Entre o papel e a realidade, entre o mundo das normas e o mundo dos fatos, há um longo caminho. Ainda que detalhes da regulação possam ser deixados para o Poder Executivo, como optaram por fazer tanto a legislação estadual quanto a federal, a falta de discussão sobre as condições para a efetiva implementação da lei chama a atenção.
Apesar de parecer apenas um detalhe, o diabo está nos detalhes. E isso nos leva a perguntas mais abrangentes: apesar de haver consenso sobre o problema e objetivo, será essa uma boa legislação? O que faz uma lei ser boa? Como avaliar a qualidade da legislação? Como podemos melhorar a qualidade da lei?
Tais perguntas basilares parecem igualmente óbvias e necessárias, o que torna surpreendente o quão pouco são discutidas. Claro, sempre há alguma discussão sobre o mérito de certas leis em particular, mas são muito mais raras as tentativas de conferir sistematicidade a essa análise e de prover um conjunto de ferramentas útil para essa tarefa.
Existe, contudo, literatura a respeito, por vezes encontrada sob o rótulo de legística ou, como preferimos, legisprudência, por acentuar a importância do exercício do julgamento e do aprendizado com a experiência para a arte de legislar.
Não há espaço aqui para tratarmos em detalhe desses textos, mas temos por objetivo exemplificar como esse conhecimento nos permite avaliar a lei e mostrar como, mesmo em um caso de amplo consenso político, baseado em evidências científicas, há espaço para reflexões que podem levar ao aprimoramento da regulação.
Assim sendo, uma possível explicação para a inefetividade da tentativa anterior de proibir celulares em São Paulo (Lei 12.730/2007) é que a legislação decidiu pouco e delegou mal. A lei em questão era extremamente simples. Previa apenas a proibição do uso de celulares por alunos no horário de aula (art. 1º) e a regulamentação dessa proibição pelo Executivo no prazo de 90 dias (art. 2º).
À primeira vista, existe lógica por trás disso: uma lei que se pretende aplicável aos mais diversos ambientes escolares talvez deva evitar prever detalhes procedimentais muito específicos.
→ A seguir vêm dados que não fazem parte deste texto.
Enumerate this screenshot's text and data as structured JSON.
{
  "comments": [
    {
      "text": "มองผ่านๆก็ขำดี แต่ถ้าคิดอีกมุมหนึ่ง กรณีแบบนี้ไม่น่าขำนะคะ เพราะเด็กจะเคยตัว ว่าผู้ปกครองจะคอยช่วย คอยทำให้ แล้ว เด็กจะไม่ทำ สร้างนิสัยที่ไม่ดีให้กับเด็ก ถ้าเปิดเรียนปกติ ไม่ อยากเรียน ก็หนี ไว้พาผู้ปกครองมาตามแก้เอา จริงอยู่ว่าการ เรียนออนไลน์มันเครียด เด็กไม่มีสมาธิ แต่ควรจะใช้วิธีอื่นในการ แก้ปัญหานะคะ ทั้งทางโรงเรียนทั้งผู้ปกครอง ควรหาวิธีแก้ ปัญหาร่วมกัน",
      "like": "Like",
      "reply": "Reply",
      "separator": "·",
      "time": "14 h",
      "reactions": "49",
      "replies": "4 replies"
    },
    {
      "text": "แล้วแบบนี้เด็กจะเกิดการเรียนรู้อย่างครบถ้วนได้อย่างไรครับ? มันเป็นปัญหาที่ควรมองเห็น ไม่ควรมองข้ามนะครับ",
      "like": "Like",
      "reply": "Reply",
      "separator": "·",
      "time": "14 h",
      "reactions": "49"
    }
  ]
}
Melhor deixar ao Executivo, com seus órgãos destinados a gerenciar e fiscalizar o sistema de ensino, a decisão sobre como efetivar a proibição.
Contudo, a regulamentação veio na forma do Decreto 52.625, de 15/01/2008, que simplesmente determinou que a direção de cada escola deveria garantir que celulares não fossem usados em sala de aula e que, em caso de descumprimento, deveriam ser aplicadas as “medidas previstas em regimento escolar ou normas de convivência da escola” (art. 1º, parágrafo único).
Nem o Legislativo nem o Executivo estaduais assumiram a responsabilidade de decidir sobre a maneira de efetivar a proibição e, possivelmente pela ausência de procedimentos de fiscalização e sanções determinados por uma autoridade superior, a lei “não pegou” e as escolas paulistas simplesmente não garantiram seu cumprimento.
A lei estadual mais recente (Lei 18.058/2024) parece ter aprendido algo com esse erro. Ela foi mais detalhada quanto à efetivação da proibição, determinando, por exemplo, que os celulares deverão permanecer armazenados de forma segura, sem possibilidade de acesso, e que a Secretaria da Educação do Estado de São Paulo, em conjunto com as escolas, deveriam criar protocolos específicos para esse armazenamento.
Dizemos que a legislação aprendeu “algo”, pois, apesar de ter mostrado preocupação com a operacionalização prática da lei, o armazenamento não é o ponto mais importante para o sucesso da legislação, e sim o compromisso da comunidade escolar, incluindo pais e alunos, com o atendimento das normas, o que envolve a persuasão da sua importância e a sanção em caso de descumprimento.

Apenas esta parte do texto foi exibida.